The choreography is the same whether the part is danced by a man or a woman, also for the forty men dancing around the raised table. But it does make a difference, says Nardelli. “When a woman dances on the table, the men around her are looking at her and loving her. When it is a man, it is more like a competition.”

Nardelli is staging the ballet with both a woman and a man in the main part, and he has enjoyed working with the Bayerisches Staatsballett. He says, “It is a very, very nice and good company The dancers are open, they ask and they react. The company holds a lot of talent. That is fantastic.”

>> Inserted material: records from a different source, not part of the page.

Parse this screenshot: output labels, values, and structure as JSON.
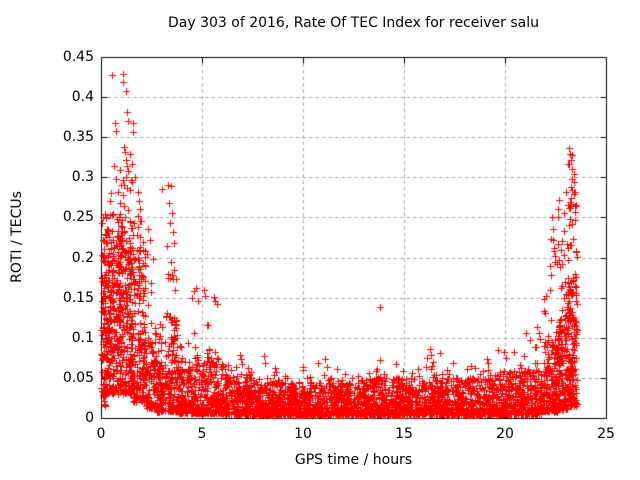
{
  "chart_data": {
    "type": "scatter",
    "title": "Day 303 of 2016, Rate Of TEC Index for receiver salu",
    "xlabel": "GPS time / hours",
    "ylabel": "ROTI / TECUs",
    "xlim": [
      0,
      25
    ],
    "ylim": [
      0,
      0.45
    ],
    "xticks": {
      "values": [
        0,
        5,
        10,
        15,
        20,
        25
      ],
      "labels": [
        "0",
        "5",
        "10",
        "15",
        "20",
        "25"
      ]
    },
    "yticks": {
      "values": [
        0,
        0.05,
        0.1,
        0.15,
        0.2,
        0.25,
        0.3,
        0.35,
        0.4,
        0.45
      ],
      "labels": [
        "0",
        "0.05",
        "0.1",
        "0.15",
        "0.2",
        "0.25",
        "0.3",
        "0.35",
        "0.4",
        "0.45"
      ]
    },
    "grid": true,
    "legend": "none",
    "marker": "plus",
    "marker_color": "#ff0000",
    "grid_color": "#a9a9a9",
    "axis_color": "#000000",
    "background": "#ffffff",
    "random_seed": 20161029,
    "notable_points": [
      [
        0.55,
        0.428
      ],
      [
        1.08,
        0.429
      ],
      [
        1.1,
        0.419
      ],
      [
        1.25,
        0.407
      ],
      [
        1.28,
        0.382
      ],
      [
        0.7,
        0.368
      ],
      [
        0.74,
        0.358
      ],
      [
        1.32,
        0.37
      ],
      [
        1.57,
        0.368
      ],
      [
        1.6,
        0.357
      ],
      [
        1.12,
        0.338
      ],
      [
        1.18,
        0.331
      ],
      [
        1.24,
        0.322
      ],
      [
        1.3,
        0.314
      ],
      [
        1.36,
        0.308
      ],
      [
        1.46,
        0.329
      ],
      [
        1.52,
        0.317
      ],
      [
        0.63,
        0.314
      ],
      [
        0.92,
        0.309
      ],
      [
        1.25,
        0.3
      ],
      [
        1.68,
        0.3
      ],
      [
        1.82,
        0.282
      ],
      [
        1.87,
        0.27
      ],
      [
        1.92,
        0.26
      ],
      [
        1.85,
        0.252
      ],
      [
        1.96,
        0.246
      ],
      [
        3.02,
        0.285
      ],
      [
        3.3,
        0.291
      ],
      [
        3.48,
        0.289
      ],
      [
        3.36,
        0.268
      ],
      [
        3.52,
        0.256
      ],
      [
        3.42,
        0.243
      ],
      [
        3.56,
        0.232
      ],
      [
        3.25,
        0.215
      ],
      [
        3.6,
        0.218
      ],
      [
        3.45,
        0.195
      ],
      [
        3.62,
        0.185
      ],
      [
        3.33,
        0.175
      ],
      [
        2.35,
        0.235
      ],
      [
        2.42,
        0.222
      ],
      [
        2.3,
        0.205
      ],
      [
        4.62,
        0.158
      ],
      [
        4.7,
        0.162
      ],
      [
        4.52,
        0.15
      ],
      [
        4.8,
        0.146
      ],
      [
        5.08,
        0.16
      ],
      [
        5.16,
        0.152
      ],
      [
        5.58,
        0.151
      ],
      [
        5.65,
        0.146
      ],
      [
        5.72,
        0.142
      ],
      [
        6.9,
        0.078
      ],
      [
        6.96,
        0.067
      ],
      [
        8.05,
        0.077
      ],
      [
        8.12,
        0.069
      ],
      [
        10.75,
        0.068
      ],
      [
        11.1,
        0.073
      ],
      [
        11.18,
        0.064
      ],
      [
        13.8,
        0.138
      ],
      [
        13.8,
        0.072
      ],
      [
        13.81,
        0.051
      ],
      [
        16.15,
        0.075
      ],
      [
        16.28,
        0.086
      ],
      [
        16.33,
        0.079
      ],
      [
        17.15,
        0.06
      ],
      [
        17.45,
        0.068
      ],
      [
        19.1,
        0.074
      ],
      [
        19.18,
        0.068
      ],
      [
        19.95,
        0.082
      ],
      [
        20.03,
        0.075
      ],
      [
        21.6,
        0.113
      ],
      [
        21.66,
        0.106
      ],
      [
        21.72,
        0.098
      ],
      [
        21.55,
        0.088
      ],
      [
        22.35,
        0.25
      ],
      [
        22.4,
        0.236
      ],
      [
        22.38,
        0.222
      ],
      [
        22.44,
        0.208
      ],
      [
        22.47,
        0.194
      ],
      [
        22.3,
        0.178
      ],
      [
        23.18,
        0.337
      ],
      [
        23.23,
        0.329
      ],
      [
        23.28,
        0.321
      ],
      [
        23.34,
        0.311
      ],
      [
        23.3,
        0.298
      ],
      [
        23.26,
        0.288
      ],
      [
        23.4,
        0.304
      ],
      [
        23.44,
        0.294
      ],
      [
        23.47,
        0.282
      ]
    ],
    "density_profile": [
      {
        "x0": 0.02,
        "x1": 0.28,
        "n": 110,
        "lo": 0.015,
        "hi": 0.255,
        "p": 1.15
      },
      {
        "x0": 0.28,
        "x1": 0.95,
        "n": 230,
        "lo": 0.03,
        "hi": 0.235,
        "p": 1.35,
        "tf": 0.06,
        "tmax": 0.3,
        "cols": [
          0.35,
          0.5,
          0.62,
          0.78,
          0.9
        ],
        "cw": 0.14
      },
      {
        "x0": 0.95,
        "x1": 1.55,
        "n": 200,
        "lo": 0.03,
        "hi": 0.24,
        "p": 1.3,
        "tf": 0.07,
        "tmax": 0.3,
        "cols": [
          1.0,
          1.12,
          1.28,
          1.42,
          1.52
        ],
        "cw": 0.14
      },
      {
        "x0": 1.55,
        "x1": 2.2,
        "n": 170,
        "lo": 0.02,
        "hi": 0.21,
        "p": 1.5,
        "tf": 0.05,
        "tmax": 0.26,
        "cols": [
          1.62,
          1.78,
          1.92,
          2.08,
          2.16
        ],
        "cw": 0.13
      },
      {
        "x0": 2.2,
        "x1": 2.75,
        "n": 95,
        "lo": 0.012,
        "hi": 0.12,
        "p": 1.8,
        "tf": 0.05,
        "tmax": 0.23
      },
      {
        "x0": 2.75,
        "x1": 3.1,
        "n": 80,
        "lo": 0.008,
        "hi": 0.1,
        "p": 1.9,
        "tf": 0.04,
        "tmax": 0.13
      },
      {
        "x0": 3.1,
        "x1": 3.8,
        "n": 130,
        "lo": 0.008,
        "hi": 0.13,
        "p": 2.0,
        "tf": 0.05,
        "tmax": 0.21,
        "cols": [
          3.2,
          3.35,
          3.5,
          3.65,
          3.75
        ],
        "cw": 0.12
      },
      {
        "x0": 3.8,
        "x1": 4.4,
        "n": 115,
        "lo": 0.006,
        "hi": 0.07,
        "p": 2.0,
        "tf": 0.04,
        "tmax": 0.095
      },
      {
        "x0": 4.4,
        "x1": 6.0,
        "n": 280,
        "lo": 0.006,
        "hi": 0.075,
        "p": 2.2,
        "tf": 0.04,
        "tmax": 0.13
      },
      {
        "x0": 6.0,
        "x1": 7.6,
        "n": 260,
        "lo": 0.005,
        "hi": 0.055,
        "p": 2.2,
        "tf": 0.03,
        "tmax": 0.08
      },
      {
        "x0": 7.6,
        "x1": 11.0,
        "n": 560,
        "lo": 0.004,
        "hi": 0.045,
        "p": 2.3,
        "tf": 0.025,
        "tmax": 0.068
      },
      {
        "x0": 11.0,
        "x1": 13.6,
        "n": 430,
        "lo": 0.004,
        "hi": 0.048,
        "p": 2.3,
        "tf": 0.02,
        "tmax": 0.062
      },
      {
        "x0": 13.6,
        "x1": 16.0,
        "n": 390,
        "lo": 0.004,
        "hi": 0.05,
        "p": 2.3,
        "tf": 0.02,
        "tmax": 0.068
      },
      {
        "x0": 16.0,
        "x1": 17.0,
        "n": 165,
        "lo": 0.005,
        "hi": 0.058,
        "p": 2.2,
        "tf": 0.03,
        "tmax": 0.082
      },
      {
        "x0": 17.0,
        "x1": 19.0,
        "n": 320,
        "lo": 0.004,
        "hi": 0.05,
        "p": 2.3,
        "tf": 0.02,
        "tmax": 0.065
      },
      {
        "x0": 19.0,
        "x1": 20.4,
        "n": 230,
        "lo": 0.005,
        "hi": 0.055,
        "p": 2.2,
        "tf": 0.03,
        "tmax": 0.085
      },
      {
        "x0": 20.4,
        "x1": 21.9,
        "n": 250,
        "lo": 0.005,
        "hi": 0.06,
        "p": 2.2,
        "tf": 0.04,
        "tmax": 0.11
      },
      {
        "x0": 21.9,
        "x1": 22.6,
        "n": 150,
        "lo": 0.008,
        "hi": 0.095,
        "p": 1.9,
        "tf": 0.1,
        "tmax": 0.24
      },
      {
        "x0": 22.6,
        "x1": 23.1,
        "n": 140,
        "lo": 0.01,
        "hi": 0.135,
        "p": 1.7,
        "tf": 0.15,
        "tmax": 0.295
      },
      {
        "x0": 23.1,
        "x1": 23.55,
        "n": 145,
        "lo": 0.015,
        "hi": 0.175,
        "p": 1.5,
        "tf": 0.2,
        "tmax": 0.33
      }
    ]
  }
}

Next year, Bolero will be 65 years old. But every time it is danced it is still a huge success. Nardelli has some thoughts as to why people continue to like it. “You have this choreography from 1961, and it is looking a little bit dusty, but it is still up there. Maybe it is because of the symbiosis between music, movement, understanding the crescendo and the progressive movement, that makes it an enormous success with standing ovations every time it is danced. The music is fantastic. The piece is interesting because we have a table with forty men around it. And there is that progression towards crescendo. It starts slowly and then becomes more and more. You can feel passion and real energy growing.”

The Bayerisches Staatsballett’s Waves and Circles triple bill opens on December 21 at the Opera House, Munich.
Alongside Béjart’s Bolero, in which Osiel Gouneo will dance the main role on first night, followed by Elisabeth Tonev on December 25, with other casts thereafter, the company will also perform William Forsythe’s Blake Works 1 (2016) and Emma Portner’s new piece, Megahertz.